Typically I use my blog as a way of thinking out loud. I thought if I sat down and started writing about this I might find some answers along the way. Unfortunately it seems like I only have more questions. So, it looks like I’ll need to find other ways to figure this out, which will begin with a surprise trip this weekend to D&D Live 2019.
This Wizards of the Coast event appears to be one part product announcement, one part game convention, and one huge part live play performance. At least, that’s what I make of the info I found on their website. I really have no idea what this thing is going to be like. But I suppose much like my own foray into live streaming games, I’ll find out the hard way — by diving head first into the deep end.

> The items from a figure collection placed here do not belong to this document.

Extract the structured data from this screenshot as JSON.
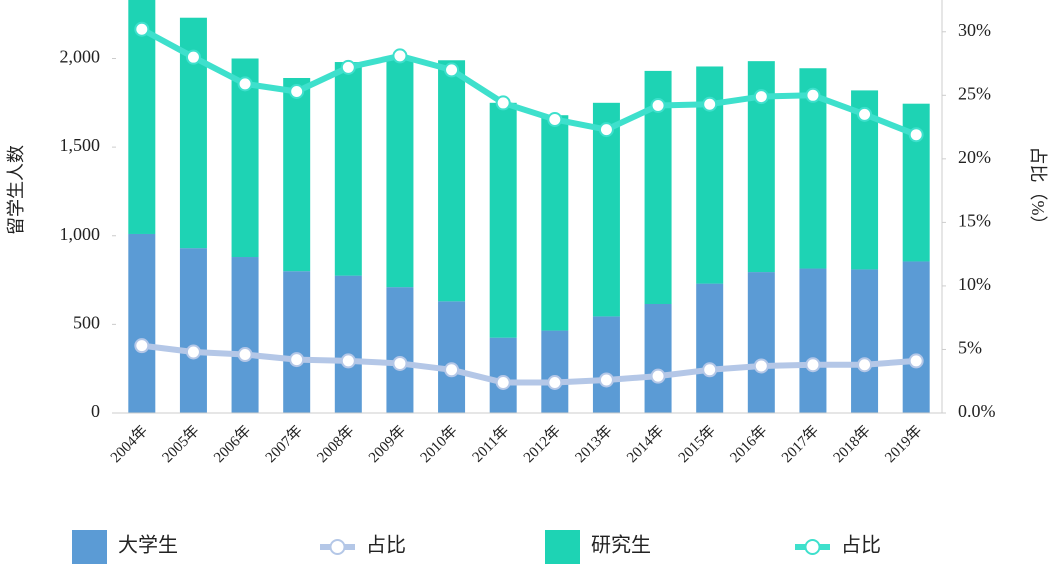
{
  "chart_data": {
    "type": "bar",
    "y_label": "留学生人数",
    "y2_label": "占比（%）",
    "categories": [
      "2004年",
      "2005年",
      "2006年",
      "2007年",
      "2008年",
      "2009年",
      "2010年",
      "2011年",
      "2012年",
      "2013年",
      "2014年",
      "2015年",
      "2016年",
      "2017年",
      "2018年",
      "2019年"
    ],
    "series": [
      {
        "name": "大学生",
        "type": "bar",
        "color": "#5b9bd5",
        "values": [
          1010,
          930,
          880,
          800,
          775,
          710,
          630,
          425,
          465,
          545,
          615,
          730,
          795,
          815,
          810,
          855
        ]
      },
      {
        "name": "占比",
        "type": "line",
        "axis": "y2",
        "color": "#b4c7e7",
        "values": [
          5.3,
          4.8,
          4.6,
          4.2,
          4.1,
          3.9,
          3.4,
          2.4,
          2.4,
          2.6,
          2.9,
          3.4,
          3.7,
          3.8,
          3.8,
          4.1
        ]
      },
      {
        "name": "研究生",
        "type": "bar",
        "color": "#1ed3b4",
        "values": [
          1340,
          1300,
          1120,
          1090,
          1205,
          1290,
          1360,
          1325,
          1215,
          1205,
          1315,
          1225,
          1190,
          1130,
          1010,
          890
        ]
      },
      {
        "name": "占比",
        "type": "line",
        "axis": "y2",
        "color": "#3ee0cc",
        "values": [
          30.2,
          28.0,
          25.9,
          25.3,
          27.2,
          28.1,
          27.0,
          24.4,
          23.1,
          22.3,
          24.2,
          24.3,
          24.9,
          25.0,
          23.5,
          21.9
        ]
      }
    ],
    "ylim": [
      0,
      2330
    ],
    "yticks": [
      0,
      500,
      {
        "value": 1000,
        "label": "1,000"
      },
      {
        "value": 1500,
        "label": "1,500"
      },
      {
        "value": 2000,
        "label": "2,000"
      }
    ],
    "y2lim": [
      0,
      32.5
    ],
    "y2ticks": [
      {
        "value": 0,
        "label": "0.0%"
      },
      {
        "value": 5,
        "label": "5%"
      },
      {
        "value": 10,
        "label": "10%"
      },
      {
        "value": 15,
        "label": "15%"
      },
      {
        "value": 20,
        "label": "20%"
      },
      {
        "value": 25,
        "label": "25%"
      },
      {
        "value": 30,
        "label": "30%"
      }
    ],
    "grid": false,
    "legend": "bottom"
  }
}
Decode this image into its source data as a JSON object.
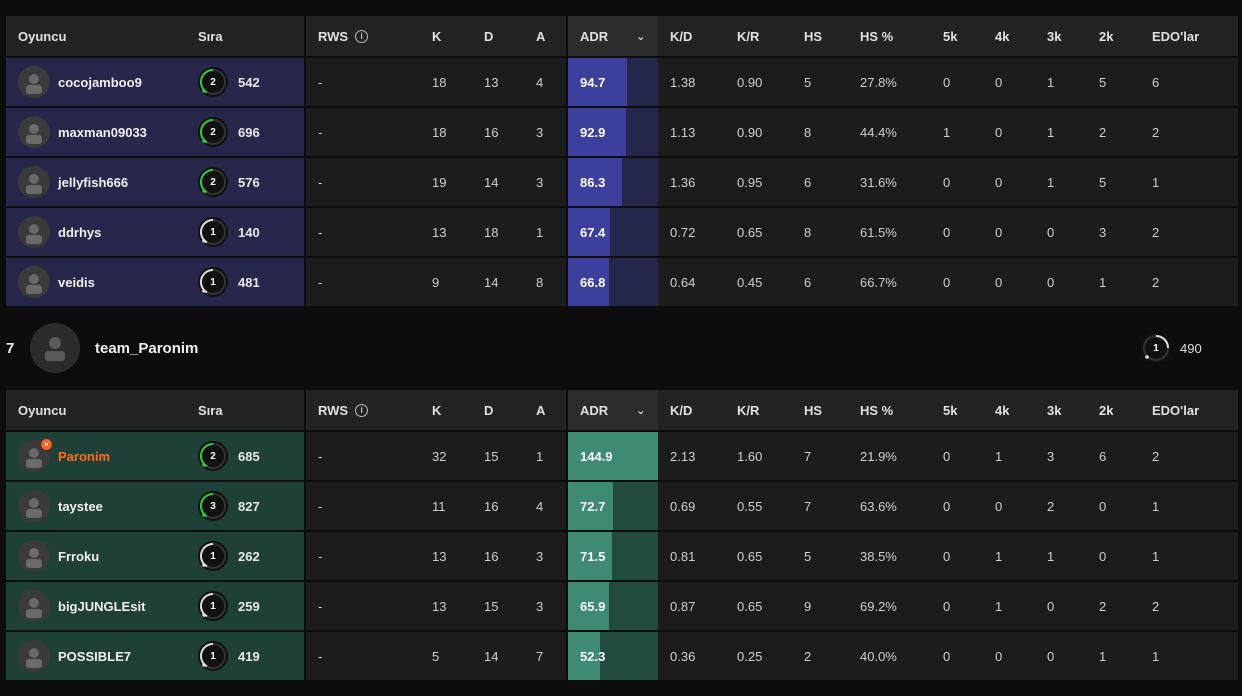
{
  "columns": {
    "player": "Oyuncu",
    "rank": "Sıra",
    "rws": "RWS",
    "k": "K",
    "d": "D",
    "a": "A",
    "adr": "ADR",
    "kd": "K/D",
    "kr": "K/R",
    "hs": "HS",
    "hsp": "HS %",
    "k5": "5k",
    "k4": "4k",
    "k3": "3k",
    "k2": "2k",
    "edo": "EDO'lar"
  },
  "icons": {
    "info": "info-icon",
    "sort": "chevron-down-icon",
    "avatar_placeholder": "user-silhouette-icon",
    "party_leader": "party-leader-icon"
  },
  "colors": {
    "team_a_row": "#26274a",
    "team_a_adr": "#3c3f9c",
    "team_b_row": "#1f4036",
    "team_b_adr": "#3f8a73",
    "leader_name": "#ff6a1a",
    "level_1_ring": "#dddddd",
    "level_2_ring": "#2ecc40",
    "level_3_ring": "#2ecc40"
  },
  "team_a": {
    "players": [
      {
        "name": "cocojamboo9",
        "level": "2",
        "elo": "542",
        "rws": "-",
        "k": "18",
        "d": "13",
        "a": "4",
        "adr": "94.7",
        "kd": "1.38",
        "kr": "0.90",
        "hs": "5",
        "hsp": "27.8%",
        "k5": "0",
        "k4": "0",
        "k3": "1",
        "k2": "5",
        "edo": "6"
      },
      {
        "name": "maxman09033",
        "level": "2",
        "elo": "696",
        "rws": "-",
        "k": "18",
        "d": "16",
        "a": "3",
        "adr": "92.9",
        "kd": "1.13",
        "kr": "0.90",
        "hs": "8",
        "hsp": "44.4%",
        "k5": "1",
        "k4": "0",
        "k3": "1",
        "k2": "2",
        "edo": "2"
      },
      {
        "name": "jellyfish666",
        "level": "2",
        "elo": "576",
        "rws": "-",
        "k": "19",
        "d": "14",
        "a": "3",
        "adr": "86.3",
        "kd": "1.36",
        "kr": "0.95",
        "hs": "6",
        "hsp": "31.6%",
        "k5": "0",
        "k4": "0",
        "k3": "1",
        "k2": "5",
        "edo": "1"
      },
      {
        "name": "ddrhys",
        "level": "1",
        "elo": "140",
        "rws": "-",
        "k": "13",
        "d": "18",
        "a": "1",
        "adr": "67.4",
        "kd": "0.72",
        "kr": "0.65",
        "hs": "8",
        "hsp": "61.5%",
        "k5": "0",
        "k4": "0",
        "k3": "0",
        "k2": "3",
        "edo": "2"
      },
      {
        "name": "veidis",
        "level": "1",
        "elo": "481",
        "rws": "-",
        "k": "9",
        "d": "14",
        "a": "8",
        "adr": "66.8",
        "kd": "0.64",
        "kr": "0.45",
        "hs": "6",
        "hsp": "66.7%",
        "k5": "0",
        "k4": "0",
        "k3": "0",
        "k2": "1",
        "edo": "2"
      }
    ]
  },
  "team_b": {
    "position": "7",
    "name": "team_Paronim",
    "level": "1",
    "elo": "490",
    "players": [
      {
        "name": "Paronim",
        "level": "2",
        "elo": "685",
        "rws": "-",
        "k": "32",
        "d": "15",
        "a": "1",
        "adr": "144.9",
        "kd": "2.13",
        "kr": "1.60",
        "hs": "7",
        "hsp": "21.9%",
        "k5": "0",
        "k4": "1",
        "k3": "3",
        "k2": "6",
        "edo": "2"
      },
      {
        "name": "taystee",
        "level": "3",
        "elo": "827",
        "rws": "-",
        "k": "11",
        "d": "16",
        "a": "4",
        "adr": "72.7",
        "kd": "0.69",
        "kr": "0.55",
        "hs": "7",
        "hsp": "63.6%",
        "k5": "0",
        "k4": "0",
        "k3": "2",
        "k2": "0",
        "edo": "1"
      },
      {
        "name": "Frroku",
        "level": "1",
        "elo": "262",
        "rws": "-",
        "k": "13",
        "d": "16",
        "a": "3",
        "adr": "71.5",
        "kd": "0.81",
        "kr": "0.65",
        "hs": "5",
        "hsp": "38.5%",
        "k5": "0",
        "k4": "1",
        "k3": "1",
        "k2": "0",
        "edo": "1"
      },
      {
        "name": "bigJUNGLEsit",
        "level": "1",
        "elo": "259",
        "rws": "-",
        "k": "13",
        "d": "15",
        "a": "3",
        "adr": "65.9",
        "kd": "0.87",
        "kr": "0.65",
        "hs": "9",
        "hsp": "69.2%",
        "k5": "0",
        "k4": "1",
        "k3": "0",
        "k2": "2",
        "edo": "2"
      },
      {
        "name": "POSSIBLE7",
        "level": "1",
        "elo": "419",
        "rws": "-",
        "k": "5",
        "d": "14",
        "a": "7",
        "adr": "52.3",
        "kd": "0.36",
        "kr": "0.25",
        "hs": "2",
        "hsp": "40.0%",
        "k5": "0",
        "k4": "0",
        "k3": "0",
        "k2": "1",
        "edo": "1"
      }
    ]
  }
}
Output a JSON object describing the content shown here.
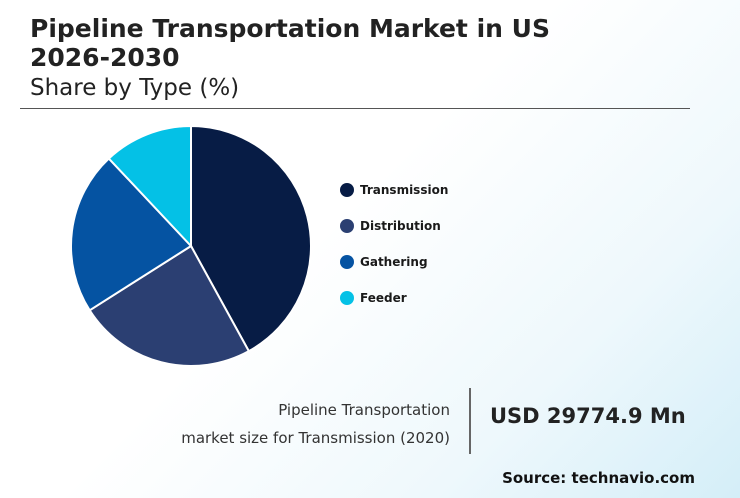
{
  "header": {
    "title": "Pipeline Transportation Market in US 2026-2030",
    "subtitle": "Share by Type (%)"
  },
  "chart_data": {
    "type": "pie",
    "title": "Pipeline Transportation Market in US 2026-2030",
    "subtitle": "Share by Type (%)",
    "categories": [
      "Transmission",
      "Distribution",
      "Gathering",
      "Feeder"
    ],
    "values": [
      42,
      24,
      22,
      12
    ],
    "colors": [
      "#071c45",
      "#2b3f72",
      "#0553a2",
      "#04c1e6"
    ],
    "legend_position": "right"
  },
  "stat": {
    "description_line1": "Pipeline Transportation",
    "description_line2": "market size for Transmission (2020)",
    "value": "USD 29774.9 Mn"
  },
  "source": "Source: technavio.com"
}
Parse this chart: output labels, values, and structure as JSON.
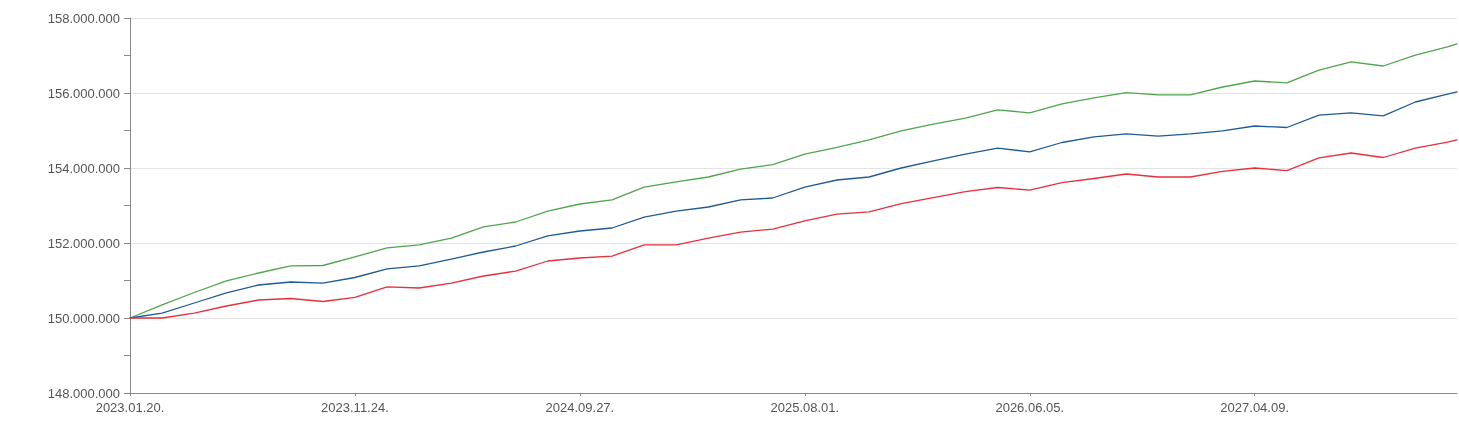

6 thoughts on “D&D Streams”
Critical Role is not d&d. It’s a television show about people playing d&d.
CR is to playing d&d as porno is to having sex.
Try Matthew Colville’s MCDM Productions. They play 5th edition and it’s a little railroady. But they are actually playing, and the production values are very good.
They are definitely performing, there is no doubt about that. But I do think there is at least some sincerity to their play.
I second the MCDM stream. Its also in podcast form if that suits your schedule better (I usually have the VOD on in the background) I think it is probably closer to typical D&D but with the production values needed to make it watchable/popular.
There are probably lots of entertaining DMs/Games out there saddled by bad mics, poor camera angles, etc. that keep that style of streaming from taking off vs the more polished D&D and Improv/Unscripted TV streams.
I think there is a place for those sorts of streams/podcasts, but I lean more towards Film ReRoll for that. I do wish the D&D as game, style had more mind share, so I am glad MCDM and its “people sitting around a table and someone looking up a rule” style is there and popular.
That said, I would love to see/hear at least a session or 2 of you or Dan running a game, hear how your descriptions, adjudications, pace of play etc. go.
Well sir, you will definitely get what you’re asking for. Dan and I are planning to do a ton of live play streaming over the 4th of July weekend.
As I do not have the opportunity to play these days, I am constantly on the lookout for good, actual play podcasts (I don’t consider CR to fit these categories and what little I’ve seen of it was…oh, boy awful).
I’ve found some good listening in GGNORE (the “boiz” from “Alabamia”). They play with 5E rules currently, which is painful at times to listen to, but they are otherwise quite entertaining and fairly knowledgable of the game and its origins across editions (they’ve run both AD&D modules like Hommlet, and latest-greatest like whatever the latest milking of Tomb of Horrors is…Tomb of Annihilation?…with very enlightening results), and their DM has a decidedly “old school” mentality (while they do have clerics in their games, they do not allow any kind of raise dead/resurrection).
Most recently, I’ve also been checking out Unlikely Adventurers which is a window into the minds of young (under age 25) gamers). It is very funny and fairly “nothing sacred-esque.” The podcasters are both DMs and players in multiple (5E) campaigns and there’s quite a bit of insight to be gained as to what their crowd is looking for (entertaining story arcs). It’s bizarre…like they’re trying to re-learn all the shit I had to learn in the mid-90s…and a completely different way of playing and looking at the game.
You guys are probably my favorites, though. Would love to hear an actual play podcast of yours.
Thanks for the suggestions, I’ll have to go dig them up. The problem of course with trying to do my homework on this front is that it takes a good two sessions to really get a feel for a group, and that’s like 8 hours of television watching. It’s a bit slow going.
I’m glad you’re enjoying our videos to date. We’re really looking forward to streaming a real game soon.